Even if he hadn’t tipped his hand, there would have been much speculation about the Giants’ post-Bochy plans. It’s only natural when your skipper is nearly 64 and in the final year of his contract. If Bochy had remained vague on the subject, though, it would have been easy for team execs Larry Baer, Farhan Zaidi and Brian Sabean to evade the subject by repeating “we won’t make any decisions until the end of the season” over and over.

As of Monday’s announcement, the Giants are on a timetable. It may be a slow-motion timetable, but it opens up the brain trust to all those what’s-next questions.

And there’s this: Now that Bochy is a true lame-duck manager, and not just a suspected one, will it have any effect on his ability to influence the clubhouse? Seems like a non-issue, right? I mean, this is Bruce Bochy we’re talking about, the man who manipulated his bullpen like Garry Kasparov wielded chess pieces.

But young men are not always naturally deferential. And of the guys on the Giants’ 40-man active roster, exactly six played for one or more of Bochy’s World Series teams. I’m sure everyone in an SF uniform respects him, but most of them don’t share the bond of a championship run.
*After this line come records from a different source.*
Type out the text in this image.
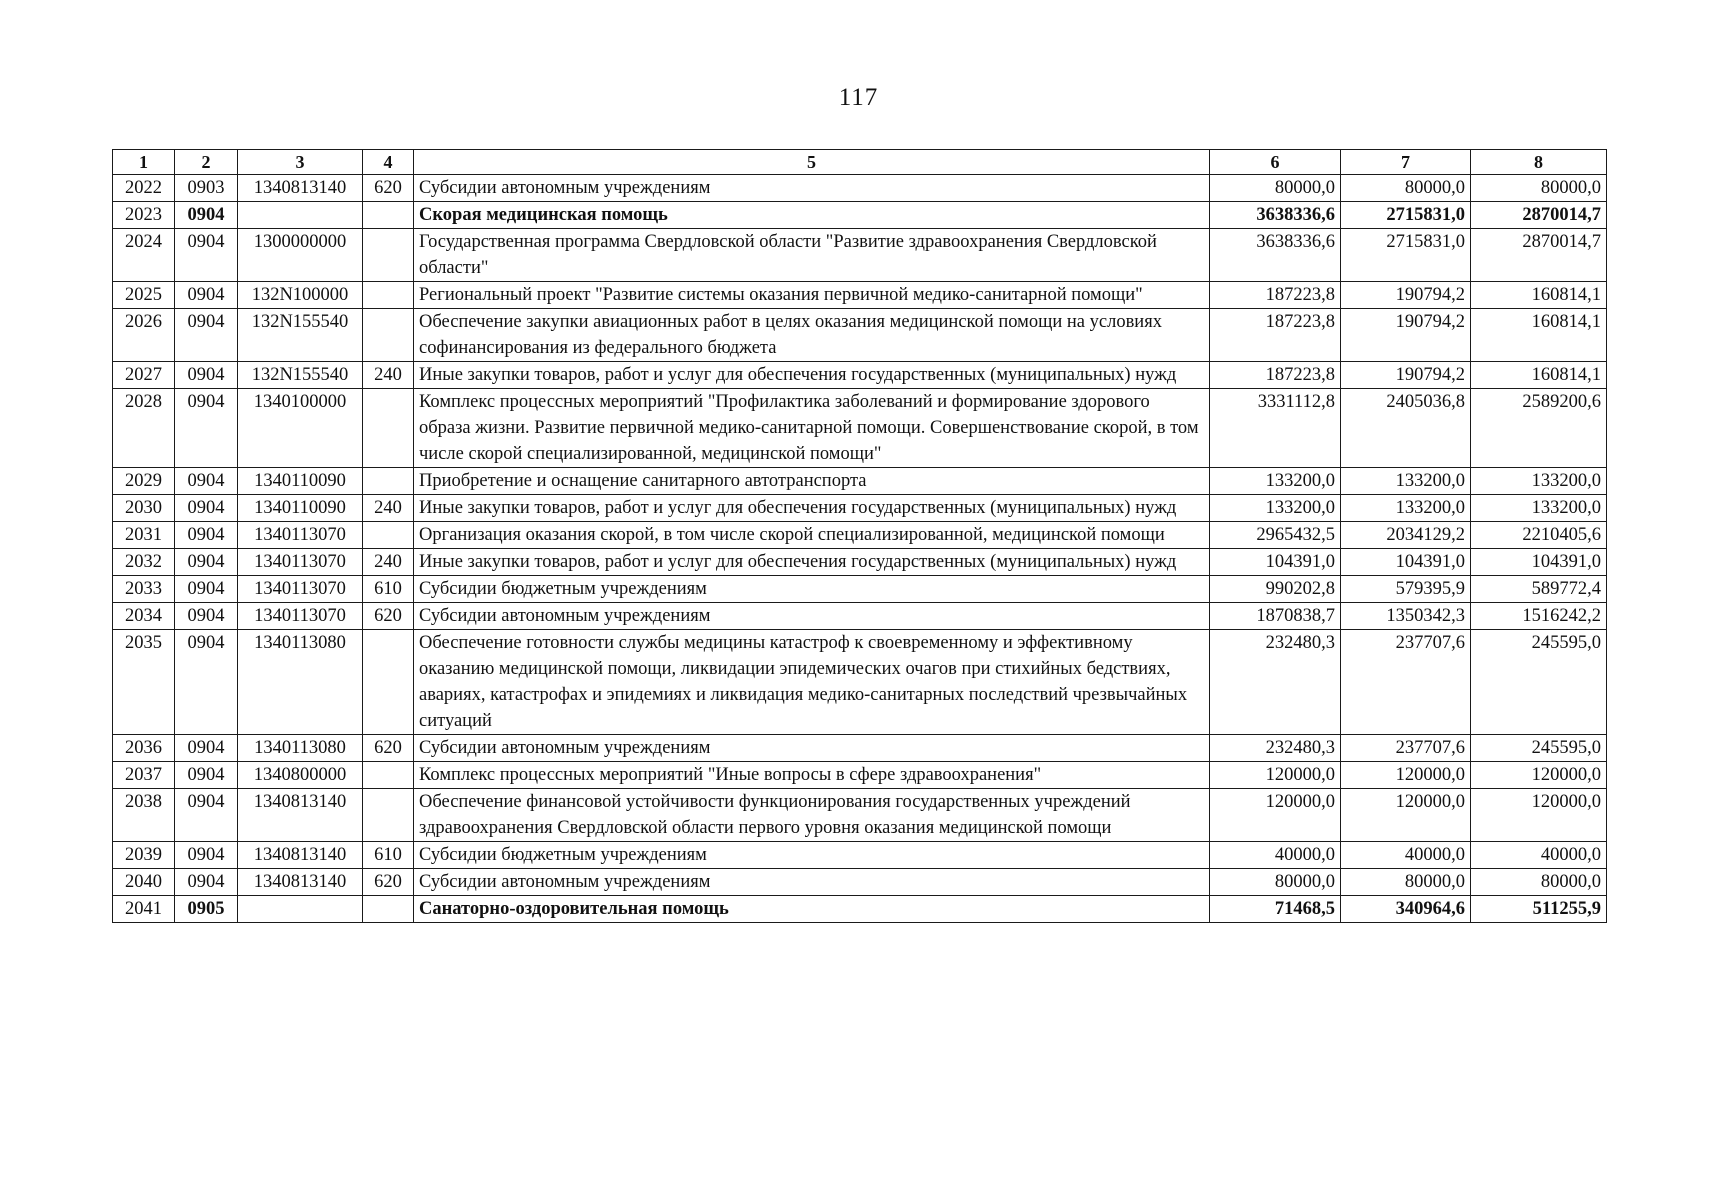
117
1	2	3	4	5	6	7	8
2022	0903	1340813140	620	Субсидии автономным учреждениям	80000,0	80000,0	80000,0
2023	0904			Скорая медицинская помощь	3638336,6	2715831,0	2870014,7
2024	0904	1300000000		Государственная программа Свердловской области "Развитие здравоохранения Свердловской области"	3638336,6	2715831,0	2870014,7
2025	0904	132N100000		Региональный проект "Развитие системы оказания первичной медико-санитарной помощи"	187223,8	190794,2	160814,1
2026	0904	132N155540		Обеспечение закупки авиационных работ в целях оказания медицинской помощи на условиях софинансирования из федерального бюджета	187223,8	190794,2	160814,1
2027	0904	132N155540	240	Иные закупки товаров, работ и услуг для обеспечения государственных (муниципальных) нужд	187223,8	190794,2	160814,1
2028	0904	1340100000		Комплекс процессных мероприятий "Профилактика заболеваний и формирование здорового образа жизни. Развитие первичной медико-санитарной помощи. Совершенствование скорой, в том числе скорой специализированной, медицинской помощи"	3331112,8	2405036,8	2589200,6
2029	0904	1340110090		Приобретение и оснащение санитарного автотранспорта	133200,0	133200,0	133200,0
2030	0904	1340110090	240	Иные закупки товаров, работ и услуг для обеспечения государственных (муниципальных) нужд	133200,0	133200,0	133200,0
2031	0904	1340113070		Организация оказания скорой, в том числе скорой специализированной, медицинской помощи	2965432,5	2034129,2	2210405,6
2032	0904	1340113070	240	Иные закупки товаров, работ и услуг для обеспечения государственных (муниципальных) нужд	104391,0	104391,0	104391,0
2033	0904	1340113070	610	Субсидии бюджетным учреждениям	990202,8	579395,9	589772,4
2034	0904	1340113070	620	Субсидии автономным учреждениям	1870838,7	1350342,3	1516242,2
2035	0904	1340113080		Обеспечение готовности службы медицины катастроф к своевременному и эффективному оказанию медицинской помощи, ликвидации эпидемических очагов при стихийных бедствиях, авариях, катастрофах и эпидемиях и ликвидация медико-санитарных последствий чрезвычайных ситуаций	232480,3	237707,6	245595,0
2036	0904	1340113080	620	Субсидии автономным учреждениям	232480,3	237707,6	245595,0
2037	0904	1340800000		Комплекс процессных мероприятий "Иные вопросы в сфере здравоохранения"	120000,0	120000,0	120000,0
2038	0904	1340813140		Обеспечение финансовой устойчивости функционирования государственных учреждений здравоохранения Свердловской области первого уровня оказания медицинской помощи	120000,0	120000,0	120000,0
2039	0904	1340813140	610	Субсидии бюджетным учреждениям	40000,0	40000,0	40000,0
2040	0904	1340813140	620	Субсидии автономным учреждениям	80000,0	80000,0	80000,0
2041	0905			Санаторно-оздоровительная помощь	71468,5	340964,6	511255,9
Maybe the Giants will surprise everyone and play above-.500 ball this season. There’s at least an equal chance that they will be dreadful in Year 1 of Zaidi’s makeover. Everyone knows that and vows to be patient. It’s hard to be patient, though, when you’re playing for a team that is losing consistently. What if the Giants are 25 games out of first place on June 20, as they were two years ago? Will the younger players respond to a manager they know won’t be making out the lineup card in 2020, or will they tune him out? Is it blasphemy even to ask that question?

Bochy is a gentleman, and a damn good manager. I hope his swan song is a blast, and that he receives many nice wristwatches and bottles of wine. My gut tells me there will be days when he, and maybe the rest of the team, regret the decision to let us all in on their plans.